Tranexamic Acid works by inhibiting the plasminogen/plasmin pathway, which interferes with melanin production in the skin, leading to overall brighter skin and reduction in melasma.

Different from melasma and hyperpigmentation is postinflammatory erythema, the redness that often persists after a breakout. We do not have enough data to judge if Tranexamic Acid is effective there too, but as plasmin plays an important role in angingenesis however, there is a reason why it potentially could help with that too.


Does Tranexamic Acid have any side effects?

Well, you can be allergic to anything, but in general Tranexamic Acid has little reported side effects. You can expect dry skin, skin irritation or scaling as well as (in a small number of cases) erythema, but these side effects are much less common than they are with retinoids or hydroquinone for example.

Tranexamic Acid is also safe to be mixed with other acids, retinoids or Vitamin C as long as your skin can tolerate that.


So Tranexamic Acid in skincare works for sure?

We can´t say that yet. Yes, we do have a lot of data on Tranexamic Acid and its skin lightening properties. But no, we do not have a lot of data on topical applied Tranexamic Acid.

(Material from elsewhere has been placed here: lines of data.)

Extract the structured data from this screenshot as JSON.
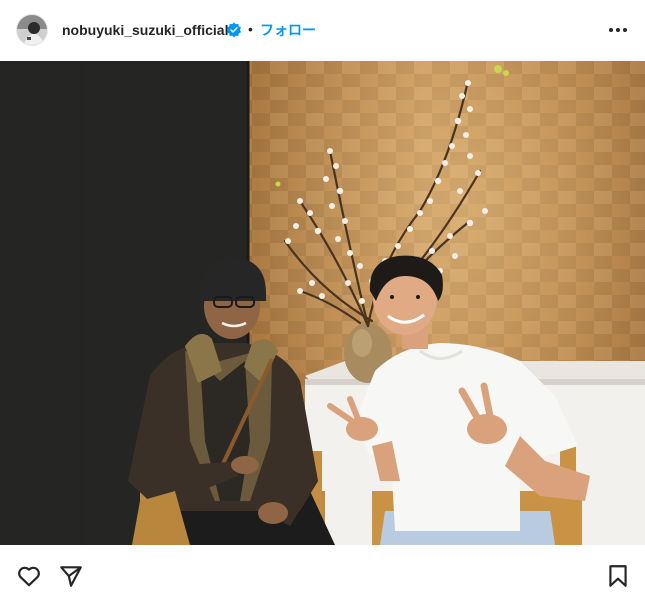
{
  "post": {
    "username": "nobuyuki_suzuki_official",
    "separator": "•",
    "follow_label": "フォロー",
    "verified": true
  },
  "icons": {
    "avatar": "avatar",
    "verified": "verified-badge-icon",
    "more": "more-options-icon",
    "like": "heart-icon",
    "share": "send-icon",
    "save": "bookmark-icon"
  },
  "colors": {
    "link": "#0095f6",
    "verified": "#0095f6",
    "text": "#262626"
  }
}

The method of application in the studies done so far ranges from oral application over injections to topical, the latter including liposomal cream, emulsion or lotion. This diversity means that while we know Tranexamic Acid works, we have the most data on oral application and not enough to safely say that the same is true for topical skincare (although there have been smaller, but promising studies over the last few years).

Again, this does not mean it doesn´t work – absence of proof is not proof of absence!

It just means we need more data.

Another thing that is unclear is which way of topical application would be best, as some argue that the water based Tranexamic Acid is not easily absorbed through the lipid barrier of the skin.

Concentration in the studies varied from 0,5 to 5%, while you usually get up to 2% in over the counter products.


I am confused, just tell me what to do!

So far, the safest bet in terms of effectiveness would be to talk to a doctor and get a prescription for oral Tranexamic Acid, but before you rush off and do that – oral Tranexamic Acid is not without side effects.

I for example, someone that already had a deep vein thrombosis once, should not take it as it increases the risk for thrombosis, myocardial or cerebral infarction or pulmonary embolism. Not something I would risk for treating discoloration.

So my advice would be: Yes, look for skincare products that contain Tranexamic Acid, but use it as part of a balanced regime. Pair it with Arbutin, Vitamin C, other acids, retinoids and – of course – a broad spectrum SPF and don´t expect it to do miracles overnight.

Yes, some studies showed quicker results, but in general a minimum of eight weeks, but up to 6 months can be necessary to see changes in your skin.


Tranexamic Acid for hyperpigmentation - Does it work?